Libre ha perfeccionado esta «vetocracia» como un nuevo modelo de desgobierno que extiende la cooptación institucional. Si la victimización y parálisis fallan, basta con activar estos grupos para escalar la intransigencia y tomar rehenes políticos en todo el espectro, desde pacientes oncológicos hasta consejeros electorales.
La posición de Libre es tan débil que competir bajo las reglas democráticas no es opción. La única vía es tomar el proceso electoral como rehén e imponerse de manera autoritaria. La factura política de eso no la paga Libre, sino todo Honduras, con las repercusiones socioeconómicas de la crisis política que vivimos hoy.
El escenario dominante es claro: en el peor de los casos, las elecciones se posponen o se cancelan. En el mejor de los casos habrá una elección con resultados rechazados por los perdedores. Aún si una salida mágica a la crisis del TREP se diera, el daño es irreversible y Libre no tiene ningún incentivo para de repente comenzar a comportarse como debe.
La oposición enfrenta una realidad brutal pues no puede ganar jugando bajo las reglas que Libre impone. Este partido ya tiró –casi todas– sus cartas sobre la mesa, y aún así, cuesta que cuaje una estrategia suficientemente coordinada para ir más allá de la condena moral y enfocada en un solo frente.
El sector privado organizado calcula en silencio ¿Cómo invertir donde no hay estado de derecho? ¿Cómo exportar si hay calles bloqueadas camino a los puertos? La fuga de capitales se acelera al ritmo del deterioro democrático. Cada día que pasa en esta crisis es una inversión que escoge otro país. La exigencia de garantías de elecciones limpias y pacíficas cae en oídos sordos y, al igual que con el resto del pueblo, el calendario avanza y sus opciones se reducen.

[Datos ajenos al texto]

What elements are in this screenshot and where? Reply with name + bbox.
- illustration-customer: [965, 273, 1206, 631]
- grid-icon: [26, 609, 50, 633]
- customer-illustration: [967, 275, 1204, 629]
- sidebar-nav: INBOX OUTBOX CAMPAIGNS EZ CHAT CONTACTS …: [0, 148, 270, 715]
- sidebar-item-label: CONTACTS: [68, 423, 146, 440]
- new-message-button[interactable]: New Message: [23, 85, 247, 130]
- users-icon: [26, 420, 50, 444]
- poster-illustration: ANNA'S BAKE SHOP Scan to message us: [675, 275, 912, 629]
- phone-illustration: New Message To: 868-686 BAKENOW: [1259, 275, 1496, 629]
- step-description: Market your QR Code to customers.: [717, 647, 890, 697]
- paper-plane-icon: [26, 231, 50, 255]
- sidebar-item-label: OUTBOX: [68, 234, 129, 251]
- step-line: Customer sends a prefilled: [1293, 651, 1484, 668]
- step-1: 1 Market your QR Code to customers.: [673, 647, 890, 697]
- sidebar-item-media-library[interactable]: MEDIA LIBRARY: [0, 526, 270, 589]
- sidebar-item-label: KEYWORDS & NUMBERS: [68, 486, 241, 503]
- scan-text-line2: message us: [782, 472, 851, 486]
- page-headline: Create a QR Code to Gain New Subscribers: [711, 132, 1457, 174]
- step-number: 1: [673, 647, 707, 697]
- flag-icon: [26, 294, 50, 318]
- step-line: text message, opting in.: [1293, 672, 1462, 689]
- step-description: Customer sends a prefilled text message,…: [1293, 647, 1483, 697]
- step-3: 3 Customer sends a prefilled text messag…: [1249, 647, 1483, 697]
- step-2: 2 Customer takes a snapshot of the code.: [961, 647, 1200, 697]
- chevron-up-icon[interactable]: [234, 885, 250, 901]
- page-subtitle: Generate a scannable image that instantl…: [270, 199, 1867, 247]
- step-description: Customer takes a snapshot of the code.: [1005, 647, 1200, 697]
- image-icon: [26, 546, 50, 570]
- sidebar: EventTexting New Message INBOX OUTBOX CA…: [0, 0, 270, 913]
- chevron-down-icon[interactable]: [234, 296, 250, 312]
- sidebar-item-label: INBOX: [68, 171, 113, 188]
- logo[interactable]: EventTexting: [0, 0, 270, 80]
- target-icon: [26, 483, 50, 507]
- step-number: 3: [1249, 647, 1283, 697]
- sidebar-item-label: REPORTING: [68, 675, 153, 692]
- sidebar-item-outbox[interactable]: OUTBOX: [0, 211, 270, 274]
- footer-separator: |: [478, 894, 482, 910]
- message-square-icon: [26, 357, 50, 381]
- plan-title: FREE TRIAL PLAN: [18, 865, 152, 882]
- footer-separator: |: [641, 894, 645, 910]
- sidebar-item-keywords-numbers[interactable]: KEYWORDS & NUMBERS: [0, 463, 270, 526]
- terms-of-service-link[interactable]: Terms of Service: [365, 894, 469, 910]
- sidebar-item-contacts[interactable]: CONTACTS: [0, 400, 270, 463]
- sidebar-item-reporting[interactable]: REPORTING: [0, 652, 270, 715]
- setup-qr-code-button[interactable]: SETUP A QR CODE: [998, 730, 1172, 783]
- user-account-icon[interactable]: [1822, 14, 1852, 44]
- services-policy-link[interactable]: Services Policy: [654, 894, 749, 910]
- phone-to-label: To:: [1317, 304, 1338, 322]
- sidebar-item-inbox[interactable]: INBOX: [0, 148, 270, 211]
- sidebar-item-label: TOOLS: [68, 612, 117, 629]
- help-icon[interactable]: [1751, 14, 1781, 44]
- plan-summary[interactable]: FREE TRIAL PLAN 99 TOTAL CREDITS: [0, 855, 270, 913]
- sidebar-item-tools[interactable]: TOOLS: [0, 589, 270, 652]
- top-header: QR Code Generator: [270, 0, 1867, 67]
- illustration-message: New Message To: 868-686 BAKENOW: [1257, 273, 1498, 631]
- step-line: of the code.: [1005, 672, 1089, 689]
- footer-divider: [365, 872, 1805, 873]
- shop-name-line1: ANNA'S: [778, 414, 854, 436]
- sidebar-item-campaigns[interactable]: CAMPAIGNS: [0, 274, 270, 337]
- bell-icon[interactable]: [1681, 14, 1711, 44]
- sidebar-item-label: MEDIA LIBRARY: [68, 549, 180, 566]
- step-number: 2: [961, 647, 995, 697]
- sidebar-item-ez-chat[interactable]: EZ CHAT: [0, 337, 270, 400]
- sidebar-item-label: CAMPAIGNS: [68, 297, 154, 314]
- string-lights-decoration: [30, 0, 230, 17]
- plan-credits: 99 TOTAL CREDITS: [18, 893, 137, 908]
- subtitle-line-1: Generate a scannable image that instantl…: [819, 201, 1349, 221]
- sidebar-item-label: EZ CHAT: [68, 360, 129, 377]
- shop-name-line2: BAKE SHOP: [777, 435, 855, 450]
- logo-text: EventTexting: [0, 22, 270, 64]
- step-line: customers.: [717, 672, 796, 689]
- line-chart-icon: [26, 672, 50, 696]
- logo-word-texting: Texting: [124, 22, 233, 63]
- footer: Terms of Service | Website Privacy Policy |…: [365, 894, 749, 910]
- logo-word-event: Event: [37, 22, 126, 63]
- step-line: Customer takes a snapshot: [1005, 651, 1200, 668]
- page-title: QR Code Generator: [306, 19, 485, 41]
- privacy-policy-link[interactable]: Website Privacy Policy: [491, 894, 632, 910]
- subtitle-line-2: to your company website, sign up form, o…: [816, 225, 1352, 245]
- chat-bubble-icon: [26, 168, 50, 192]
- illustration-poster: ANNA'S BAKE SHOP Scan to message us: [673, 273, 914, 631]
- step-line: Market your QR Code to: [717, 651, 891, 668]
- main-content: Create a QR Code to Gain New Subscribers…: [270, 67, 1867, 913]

Los observadores internacionales también luchan con sus propias ataduras. Ven la crisis por televisión cuando deberían estar en primera fila. Algunos sin recursos, otros sin interés, pero todos claros de que la narrativa de Libre incluye el neocolonialismo oligárquico transnacional como cómplice del fraude. Ya es muy tarde para protocolo y beneficio de la duda: se necesitan alertas ahora, no llamados a la calma u ofertas de mediación post-mortem en diciembre.
Las Fuerzas Armadas enfrentan su propia encrucijada. La cúpula calcula si en tal desastre todavía vale la pena ponerse uniformes rojinegros. Mientras tanto, los mandos medios luchan con una pregunta existencial: ¿Qué Honduras estamos defendiendo?
El tiempo no es un aliado. Cada día que pasa sin respuesta coordinada es terreno cedido a la vetocracia. En noviembre —si llegamos al proceso electoral— en Honduras podríamos despertar con urnas vacías y calles llenas, preguntándonos cómo fue que fuimos a votar, con un resultado predefinido, escrito en los portones del CNE y en el graffiti callejero que proclama que «Rixi ya ganó».